2. La liberación operada por Cristo en el tiempo de nuestra vida y en nuestros proyectos libres acontece en el Espíritu Santo que se nos ha prometido y nos ha sido dado. Por eso, cuando Juan hace coincidir expresamente la promesa del Espíritu por parte del Señor con su «irse» y «volver» al Padre –hasta el punto de que la efusión del Espíritu será el signo que permitirá reconocer que el Hijo ha llegado ya al Padre y el círculo trinitario se ha vuelto a cerrar también económicamente (Jn 14,16.20.26)–, no es que supere el horizonte sinóptico de la espera inminente del Reino en un tiempo histórico-mundano que se inicia entonces, sino que muestra en el camino de la obediencia estricta la amplitud infinita de la libertad y de la comprensión; muestra también la fuerza mediadora que resume y concentra el decurso del tiempo del mundo en el tiempo cristológico. De ahí que también para él lo escatológico-anticristiano pueda ser un presente inminente.
Pero desde el momento en que Juan ha reconocido la identidad entre la condensación escatológica y la liberación en el Espíritu Santo, supera la paradoja de los sinópticos y de la primitiva comunidad cristiana, según la cual la Iglesia tiene y no tiene tiempo ante sí. El desconcierto existencial producido por esa situación se sosiega en él gracias a un conocimiento más profundo del tiempo de Cristo, un tiempo que no es ni mero tiempo terreno ni un más allá atemporal, sino, en el fondo, el único tiempo verdadero en el cual nosotros podemos vivir al amparo de la amplia libertad del Señor.

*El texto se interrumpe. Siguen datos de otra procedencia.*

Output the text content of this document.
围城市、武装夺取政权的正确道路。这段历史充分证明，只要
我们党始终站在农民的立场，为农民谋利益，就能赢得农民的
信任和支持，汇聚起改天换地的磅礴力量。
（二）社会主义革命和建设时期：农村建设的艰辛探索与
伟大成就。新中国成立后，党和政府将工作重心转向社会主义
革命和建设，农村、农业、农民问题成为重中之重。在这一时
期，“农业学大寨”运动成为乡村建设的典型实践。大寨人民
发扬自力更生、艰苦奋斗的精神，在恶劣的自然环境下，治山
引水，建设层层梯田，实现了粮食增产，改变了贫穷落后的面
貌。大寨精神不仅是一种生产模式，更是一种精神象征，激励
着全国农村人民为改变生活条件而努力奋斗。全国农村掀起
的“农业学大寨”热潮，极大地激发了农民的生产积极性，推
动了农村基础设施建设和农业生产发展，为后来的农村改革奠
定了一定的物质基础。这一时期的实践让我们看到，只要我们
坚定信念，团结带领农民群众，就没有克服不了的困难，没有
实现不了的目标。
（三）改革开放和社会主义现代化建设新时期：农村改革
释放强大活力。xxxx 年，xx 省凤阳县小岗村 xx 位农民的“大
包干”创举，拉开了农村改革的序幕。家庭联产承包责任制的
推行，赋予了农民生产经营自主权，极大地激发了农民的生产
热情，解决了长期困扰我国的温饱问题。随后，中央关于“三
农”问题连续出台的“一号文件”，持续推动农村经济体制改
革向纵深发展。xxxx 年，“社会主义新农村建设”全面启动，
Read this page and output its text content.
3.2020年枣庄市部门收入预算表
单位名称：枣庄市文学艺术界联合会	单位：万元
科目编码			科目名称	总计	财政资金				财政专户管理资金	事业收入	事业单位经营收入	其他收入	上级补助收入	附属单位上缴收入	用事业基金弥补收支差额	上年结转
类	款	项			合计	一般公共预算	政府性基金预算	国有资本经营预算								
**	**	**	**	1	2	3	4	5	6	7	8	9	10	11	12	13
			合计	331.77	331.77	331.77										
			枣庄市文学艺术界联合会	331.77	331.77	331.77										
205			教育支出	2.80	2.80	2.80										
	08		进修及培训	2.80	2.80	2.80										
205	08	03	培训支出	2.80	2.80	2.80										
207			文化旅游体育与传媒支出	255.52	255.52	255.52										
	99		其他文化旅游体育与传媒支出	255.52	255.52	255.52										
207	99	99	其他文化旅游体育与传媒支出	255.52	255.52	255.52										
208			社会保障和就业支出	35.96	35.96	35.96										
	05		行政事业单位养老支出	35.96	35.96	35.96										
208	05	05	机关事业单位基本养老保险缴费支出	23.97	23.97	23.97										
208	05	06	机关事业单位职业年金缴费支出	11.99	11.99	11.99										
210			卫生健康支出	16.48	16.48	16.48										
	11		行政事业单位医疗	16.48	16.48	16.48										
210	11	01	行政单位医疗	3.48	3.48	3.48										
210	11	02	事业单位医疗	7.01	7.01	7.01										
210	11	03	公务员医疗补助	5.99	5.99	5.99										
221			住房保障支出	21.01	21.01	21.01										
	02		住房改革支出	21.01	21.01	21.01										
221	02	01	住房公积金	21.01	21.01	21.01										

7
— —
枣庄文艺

3. Caminar hacia el éschaton en la espera inminente del mismo («buscad primero el Reino de Dios») es en todo caso llevar consigo al mundo. Porque el propio Cristo camina siempre como el que lleva consigo. De lo contrario, siempre habría venido ya y su paso por la vida de los hombres sería superfluo. Todo cristiano, en cualquier situación en que se encuentre, está llamado a orar todos los días con nostalgia escatológica por la venida del Reino y a caminar hacia él en obediencia (en la tierra como en el cielo), a dejarlo venir. En la Iglesia no hay pocas o muchas «existencias escatológicas». Solo hay diversos modos de seguir a Cristo: en la más estrecha adhesión a Él, tratando, por así decirlo, de ir a su paso, corresponsabilizándose con Él en la tarea de llevar consigo al mundo y a los hermanos mediante la oración, la renuncia y la abnegación, o bien permaneciendo en la acción terrena, a través de la dura materia, en solidaridad con todos los que se esfuerzan y se arriesgan, tratando de cumplir siempre la voluntad de Dios. Vida religiosa – vida seglar. Hoy la Iglesia tiende puentes entre los estados de vida del cristiano, permitiendo su síntesis en los institutos seculares: con la mayor cercanía al Señor en la vida de los consejos evangélicos; con la mayor cercanía a los hermanos en la solidaridad de los esfuerzos y las empresas terrenas. Quizá sea este el proyecto cristiano más prometedor de nuestra época: este es nuestro compromiso.